Daaraan voorafgaand is het niet zonder belang om erop te wijzen dat vanaf vandaag het tweede lid van artikel 247 van Boek 1 van het Burgerlijk Wetboek als volgt luidt:
Onder verzorging en opvoeding worden mede verstaan de zorg en de verantwoordelijkheid voor het geestelijk en lichamelijk welzijn en de veiligheid van het kind alsmede het bevorderen van de ontwikkeling van zijn persoonlijkheid. In de verzorging en opvoeding van het kind passen de ouders geen geestelijk of lichamelijk geweld of enige andere vernederende behandeling toe.
Deze wijziging van het Burgerlijk Wetboek is een belangrijke mijlpaal in de geschiedenis van de rechten van het kind in Nederland. Het primaire doel van de wijziging van dit artikel is het stellen van een norm: ouders hebben de verplichting hun kinderen te verzorgen en op te voeden zonder toepassing van geestelijk of lichamelijk geweld of van een andere vernederende behandeling.
Door met zoveel woorden in de wet te bepalen dat er geen ruimte is voor de toepassing van geweld in de opvoeding, kan hierover geen misverstand meer bestaan.
Een belangrijke norm dus voor kinderen en ouders.
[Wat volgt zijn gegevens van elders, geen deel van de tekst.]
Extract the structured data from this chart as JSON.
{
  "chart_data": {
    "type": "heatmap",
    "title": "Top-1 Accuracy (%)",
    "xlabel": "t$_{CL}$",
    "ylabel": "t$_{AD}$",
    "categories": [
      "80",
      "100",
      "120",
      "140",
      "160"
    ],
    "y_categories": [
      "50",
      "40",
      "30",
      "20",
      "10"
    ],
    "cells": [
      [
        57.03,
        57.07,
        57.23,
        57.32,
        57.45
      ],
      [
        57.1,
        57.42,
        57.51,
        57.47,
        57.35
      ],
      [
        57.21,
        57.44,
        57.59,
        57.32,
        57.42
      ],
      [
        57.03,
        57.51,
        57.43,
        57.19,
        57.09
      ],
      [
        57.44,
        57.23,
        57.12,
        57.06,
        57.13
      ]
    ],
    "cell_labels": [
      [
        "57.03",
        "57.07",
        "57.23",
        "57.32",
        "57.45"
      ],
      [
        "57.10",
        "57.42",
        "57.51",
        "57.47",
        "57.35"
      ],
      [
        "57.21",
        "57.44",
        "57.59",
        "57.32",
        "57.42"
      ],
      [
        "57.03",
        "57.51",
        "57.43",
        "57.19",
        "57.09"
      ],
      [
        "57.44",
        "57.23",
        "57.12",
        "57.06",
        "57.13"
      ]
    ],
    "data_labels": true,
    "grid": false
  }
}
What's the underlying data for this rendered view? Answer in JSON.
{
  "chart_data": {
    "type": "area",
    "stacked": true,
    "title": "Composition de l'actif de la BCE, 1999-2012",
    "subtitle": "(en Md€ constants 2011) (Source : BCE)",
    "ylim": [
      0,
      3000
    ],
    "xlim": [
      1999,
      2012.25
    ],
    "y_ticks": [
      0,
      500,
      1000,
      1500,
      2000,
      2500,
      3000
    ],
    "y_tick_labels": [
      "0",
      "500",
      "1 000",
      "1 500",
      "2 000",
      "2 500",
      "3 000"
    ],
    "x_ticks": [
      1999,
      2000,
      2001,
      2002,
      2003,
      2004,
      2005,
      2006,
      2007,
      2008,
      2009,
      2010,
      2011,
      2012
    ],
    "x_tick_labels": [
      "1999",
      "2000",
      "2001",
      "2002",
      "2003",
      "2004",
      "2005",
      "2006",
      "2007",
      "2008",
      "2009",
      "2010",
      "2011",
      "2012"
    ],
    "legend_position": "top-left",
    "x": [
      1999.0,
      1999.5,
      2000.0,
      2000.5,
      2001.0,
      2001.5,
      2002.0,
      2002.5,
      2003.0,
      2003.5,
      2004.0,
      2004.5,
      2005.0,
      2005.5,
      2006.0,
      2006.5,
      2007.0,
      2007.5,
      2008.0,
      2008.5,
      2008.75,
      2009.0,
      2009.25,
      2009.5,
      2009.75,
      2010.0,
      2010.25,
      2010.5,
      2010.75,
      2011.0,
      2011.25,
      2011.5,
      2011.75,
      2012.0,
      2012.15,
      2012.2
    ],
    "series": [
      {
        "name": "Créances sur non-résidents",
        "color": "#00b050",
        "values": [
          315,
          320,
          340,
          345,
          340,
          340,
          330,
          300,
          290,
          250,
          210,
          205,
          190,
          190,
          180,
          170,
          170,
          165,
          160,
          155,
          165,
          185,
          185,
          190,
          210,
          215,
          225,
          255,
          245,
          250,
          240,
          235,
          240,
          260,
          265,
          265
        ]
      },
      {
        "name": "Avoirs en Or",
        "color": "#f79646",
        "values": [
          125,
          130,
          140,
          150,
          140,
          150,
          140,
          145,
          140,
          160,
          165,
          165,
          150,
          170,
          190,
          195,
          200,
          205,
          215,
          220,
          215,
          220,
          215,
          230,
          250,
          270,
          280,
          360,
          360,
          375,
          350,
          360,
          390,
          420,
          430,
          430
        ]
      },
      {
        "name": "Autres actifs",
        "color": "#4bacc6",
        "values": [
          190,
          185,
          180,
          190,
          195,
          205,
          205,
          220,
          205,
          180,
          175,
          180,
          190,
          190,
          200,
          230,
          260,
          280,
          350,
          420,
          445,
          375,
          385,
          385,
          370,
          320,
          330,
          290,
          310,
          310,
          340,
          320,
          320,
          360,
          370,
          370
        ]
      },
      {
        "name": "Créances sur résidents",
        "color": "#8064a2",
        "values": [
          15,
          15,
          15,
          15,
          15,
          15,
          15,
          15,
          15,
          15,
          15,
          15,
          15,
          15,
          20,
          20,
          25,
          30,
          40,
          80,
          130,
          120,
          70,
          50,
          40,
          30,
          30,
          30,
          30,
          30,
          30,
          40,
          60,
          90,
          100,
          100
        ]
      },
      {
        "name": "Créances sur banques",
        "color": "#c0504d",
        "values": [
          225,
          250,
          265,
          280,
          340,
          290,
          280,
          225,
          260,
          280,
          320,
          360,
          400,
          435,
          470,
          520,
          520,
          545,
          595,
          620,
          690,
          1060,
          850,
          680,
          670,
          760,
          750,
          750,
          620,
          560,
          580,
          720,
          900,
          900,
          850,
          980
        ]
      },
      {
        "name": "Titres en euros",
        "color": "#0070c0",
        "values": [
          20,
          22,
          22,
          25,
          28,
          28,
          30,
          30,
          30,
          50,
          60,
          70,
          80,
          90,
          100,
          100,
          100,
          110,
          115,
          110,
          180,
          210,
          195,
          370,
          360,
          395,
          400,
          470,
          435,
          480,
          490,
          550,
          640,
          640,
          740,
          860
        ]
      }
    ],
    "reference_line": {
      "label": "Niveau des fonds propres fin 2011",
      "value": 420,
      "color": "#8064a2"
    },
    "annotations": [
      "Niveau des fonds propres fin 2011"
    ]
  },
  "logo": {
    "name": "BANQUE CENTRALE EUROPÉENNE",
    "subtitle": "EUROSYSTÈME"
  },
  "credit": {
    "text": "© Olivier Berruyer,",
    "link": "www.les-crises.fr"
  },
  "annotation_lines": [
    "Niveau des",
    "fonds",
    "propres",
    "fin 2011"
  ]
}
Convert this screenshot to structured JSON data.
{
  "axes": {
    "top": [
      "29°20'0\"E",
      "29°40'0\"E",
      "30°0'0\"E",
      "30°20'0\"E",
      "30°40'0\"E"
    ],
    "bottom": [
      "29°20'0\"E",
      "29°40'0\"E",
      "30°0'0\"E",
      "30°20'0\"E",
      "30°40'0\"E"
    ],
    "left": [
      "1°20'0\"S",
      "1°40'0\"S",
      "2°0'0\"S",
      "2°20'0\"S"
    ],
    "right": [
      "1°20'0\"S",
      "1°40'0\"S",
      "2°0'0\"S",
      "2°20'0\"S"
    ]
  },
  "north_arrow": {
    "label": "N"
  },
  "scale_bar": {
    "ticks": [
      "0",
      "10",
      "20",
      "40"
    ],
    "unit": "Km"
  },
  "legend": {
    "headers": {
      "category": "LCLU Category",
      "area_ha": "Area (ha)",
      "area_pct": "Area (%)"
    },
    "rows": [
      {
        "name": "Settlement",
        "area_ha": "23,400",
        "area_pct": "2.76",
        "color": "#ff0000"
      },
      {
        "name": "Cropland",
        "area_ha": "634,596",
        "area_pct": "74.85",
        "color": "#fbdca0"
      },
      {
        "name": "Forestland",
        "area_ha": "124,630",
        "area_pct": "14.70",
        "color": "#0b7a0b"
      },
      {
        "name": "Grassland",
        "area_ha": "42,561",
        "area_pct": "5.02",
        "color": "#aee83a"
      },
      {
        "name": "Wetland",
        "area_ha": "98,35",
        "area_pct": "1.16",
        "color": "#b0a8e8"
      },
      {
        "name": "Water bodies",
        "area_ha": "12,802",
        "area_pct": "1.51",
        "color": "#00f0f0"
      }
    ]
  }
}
Ik verwacht echter dat ook beroepskrachten, werkzaam in gezinnen, zich gesteund weten door dit wettelijk verbod op geweld in de opvoeding. Door van deze norm een objectieve wettelijke norm te maken, is het niet langer «een subjectieve norm van de hulpverlener» en dat ondersteunt, zo verwacht ik, de beroepskracht bij het bespreekbaar maken van mishandeling.
De wijziging verandert overigens niets aan de strafbaarstelling van kindermishandeling in het Wetboek van Strafrecht. Kindermishandeling is en blijft een strafbaar feit.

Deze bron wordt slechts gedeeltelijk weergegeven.